Cambridgeshire Churches

Tydd St Giles, St Giles

portrait

Distancewise this village is precisely half way between Cambridge and Lincoln – though the road links are such that it would be much quicker to drive north-west to that noble but foreign cathedral city, than to wend one’s slow way down through the fens to the actual county town. Tydd St Giles is the northernmost village in Cambridgeshire, hard up against the Lincolnshire border and it really doesn’t feel like Cambridgeshire any more: Tydd has much more in common with the Norfolk churches of West Walton and Walsoken, or the Lincolnshire giants of Gedney and Long Sutton, than it does with its more modest compatriots further south. The distance from Cambridge also explains why it took Mark and I such a long time to visit, and makes it doubly irritating that both times we’ve managed to get there, we’ve been unable to get our hands on a key. Why St Giles is kept locked, goodness only knows – it is in the middle of a busy little village with plenty of people passing to keep an eye on it. There is at least a key at the village store, but that’s no good if one gets there outside the (rather limited, it seemed to me) opening hours.

Anyhow. We will get back to Tydd, and when we do I’ll write more about the interior. For the moment, I can only describe the outside.

The most notable exterior feature of St Giles is a detached tower, sitting some way to the south-east of the church. This is not an unexpected sight in the Fenland, normally explained by the need to spread buildings out on the unstable soil. The tower bears some stylistic affinity with those in Elm and Leverington, though not nearly so nice as either of those. The bottom stage is early thirteenth century, with the great plain arches on each face framed by large cross-buttresses. The south and eastern arches have been bricked up, but the others are still open, and one can walk into the surprisingly cavernous chamber. It’s mostly plain, though there are niches in the brickwork of the south and east walls. A doorway in the south-east corner leads to the stair turret, rising to what I assume is the ringing chamber in the second stage above, framed by octagonal clasping buttresses. This chamber was originally lit by four plate-traced windows, in each of which a thin sheet of stone fills the arch, pierced to form three lights below and a little quatrefoil above. Most of these openings are now bricked up, though on the west face the quatrefoil was open (there seemed to be little arrow-slits below – most intriguing!). Above that, the building work is later and plainer: the third stage brick, with simple bell-openings and no buttresses at all save for the stair turret. The whole ensemble is crowned with gargoyles and battlements, and severe little squared-off pinnacles in the corners. It is a curious building, but less exciting than one might hope.
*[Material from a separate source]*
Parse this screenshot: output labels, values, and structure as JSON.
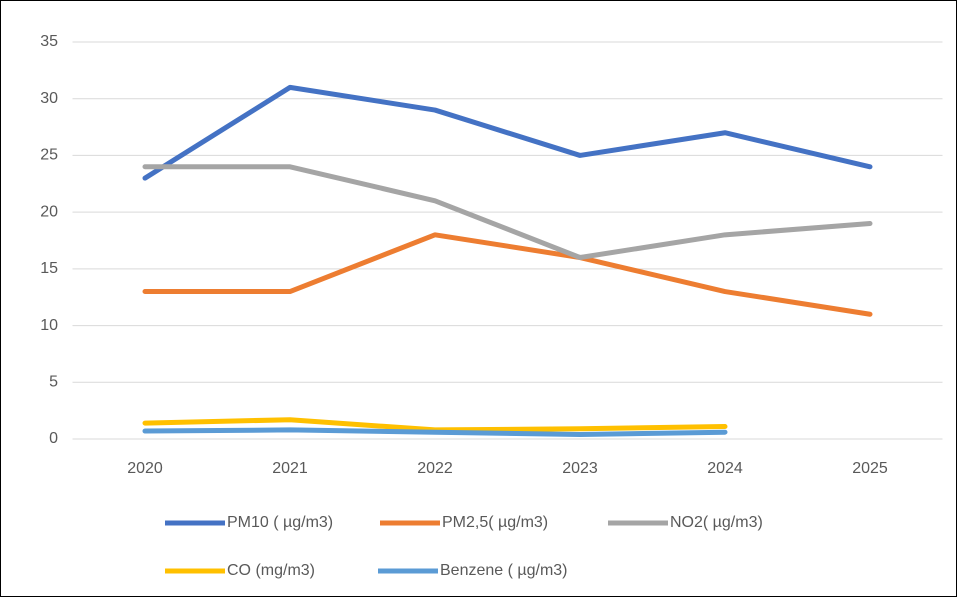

The main body of the church is much more interesting. It now comprises only a big nave of six bays, built of fine golden stone (patched up in brick in a few places). There was once a large chancel to the east - the medieval one had been replaced by the eighteenth century, and that replacement was itself removed by Sir George Gilbert Scott (whose brother was rector here) in a nineteenth century restoration. The nave is broad and high, and has extremely wide aisles, giving the whole building excellent proportions.

The west face, which looks towards the main street, is perhaps the finest bit of the lot: very beautiful and dramatic. The corners are finished with great pinnacles rising on the edges of the aisles, with two rising along the lines of the arcades to frame the clerestory and west window. A slightly unmatched pair of windows sit in the west ends of the aisles, and then a vast window with Victorian-looking tracery fills the centre of the composition. Below is the west door, framed by a double-ogeed arch which rises to a spirelet topped by a plinth which must once have held a statue. Niches sit on either side of the door too, and also in each of the buttresses which frame the central group. The whole thing is very elaborately decorated with canopies and spires. It makes the front look much bigger than it actually is: for all this bravado, the west door is really surprisingly small (only about two metres high, I guessed).

The rest of the exterior is a typical Fenland lightbox, with big windows ranging in style from the sinuous Decorated curves visible especially on the north face, to the severe late Perpendicular windows sitting in the eastern ends of the aisles. The clerestory above has very wide four-centred Perpendicular windows in pairs.

As a matter of fact, however, St Giles is much older than these windows would suggest. Peering inside, I could see that the arcades are for the most part very early. The north arcade has broad arches with just a hint of a point, and round piers with scalloped capitals. This is probably late twelfth century, and the south arcade a little bit later. Also just visible from the outside, are the remains of an earlier clerestory: now somewhat cut off by the roof of the aisle are signs of an earlier run of windows which again are on the verge of being pointed rather than exactly round-headed. The only exception to all of this is the westernmost bay, which has pointed arches in the arcades and no fossilised clerestory: Pevsner’s guess was that this replaced a fallen west tower.

St Giles is kept locked, but keys are available, supposedly.